Conversations about life & privacy in the digital age

Set Algebra and Python: Algorithmic Beauty

Having a built-in set data-structure makes certain algorithms so simple to
implement. If you structure your set members in the right way, you can turn
an algorithm that when implemented by comparing flat lists would be
O(n2) (or worse) and turn it into something as beautiful
as (set1 - set2) — set subtraction, which is built right into
Python.

We use just such an algorithm in SpiderOak to detect moves of directories.
The code that crawls a user’s filesystem to find out what’s changed, and
therefore needs to be backed up, produces events like “directory x
deleted” and “new directory y containing files z.” Since we
don’t get actual “move” events, we need to detect them by comparing subtrees
of the user’s filesystem. If there’s a directory structure with enough of the
same files under it, we assume it’s a move.

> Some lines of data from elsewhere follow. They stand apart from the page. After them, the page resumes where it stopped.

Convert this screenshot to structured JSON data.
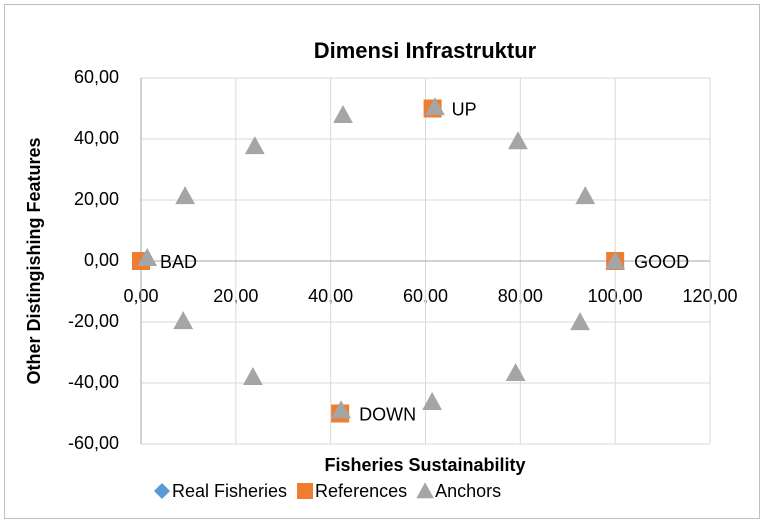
{
  "chart_data": {
    "type": "scatter",
    "title": "Dimensi Infrastruktur",
    "xlabel": "Fisheries Sustainability",
    "ylabel": "Other Distingishing Features",
    "xlim": [
      0,
      120
    ],
    "ylim": [
      -60,
      60
    ],
    "xticks": [
      {
        "value": 0,
        "label": "0,00"
      },
      {
        "value": 20,
        "label": "20,00"
      },
      {
        "value": 40,
        "label": "40,00"
      },
      {
        "value": 60,
        "label": "60,00"
      },
      {
        "value": 80,
        "label": "80,00"
      },
      {
        "value": 100,
        "label": "100,00"
      },
      {
        "value": 120,
        "label": "120,00"
      }
    ],
    "yticks": [
      {
        "value": -60,
        "label": "-60,00"
      },
      {
        "value": -40,
        "label": "-40,00"
      },
      {
        "value": -20,
        "label": "-20,00"
      },
      {
        "value": 0,
        "label": "0,00"
      },
      {
        "value": 20,
        "label": "20,00"
      },
      {
        "value": 40,
        "label": "40,00"
      },
      {
        "value": 60,
        "label": "60,00"
      }
    ],
    "grid": true,
    "series": [
      {
        "name": "Real Fisheries",
        "color": "#5b9bd5",
        "marker": "diamond",
        "x": [],
        "values": []
      },
      {
        "name": "References",
        "color": "#ed7d31",
        "marker": "square",
        "x": [
          0,
          100,
          61.5,
          42
        ],
        "values": [
          0,
          0,
          50,
          -50
        ],
        "labels": [
          "BAD",
          "GOOD",
          "UP",
          "DOWN"
        ]
      },
      {
        "name": "Anchors",
        "color": "#a5a5a5",
        "marker": "triangle",
        "x": [
          1.3,
          9.3,
          24,
          42.6,
          62,
          79.5,
          93.7,
          100,
          92.6,
          79,
          61.4,
          42.2,
          23.6,
          8.9
        ],
        "values": [
          1,
          21.3,
          37.7,
          47.9,
          50.5,
          39.3,
          21.3,
          0,
          -20,
          -36.7,
          -46.2,
          -48.9,
          -38,
          -19.7
        ]
      }
    ]
  }
}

You can see how finding similar subtrees, when not done intelligently, can
easily have O(n2) complexity. I recently rewrote this
algorithm to utilize the simplicity and built-in optimization of Python’s set
operations. Now the code is not only more clear (and hence easier to
maintain), but the comparison now actually completes within the lifetime of
the universe.

Often people don’t realize that relational databases are based on set
algebra. Programmers used to optimizing SQL queries should feel right at home
optimizing other algorithms using set operations. I think sets are a
tragically under-utilized structure, made so elegant in Python.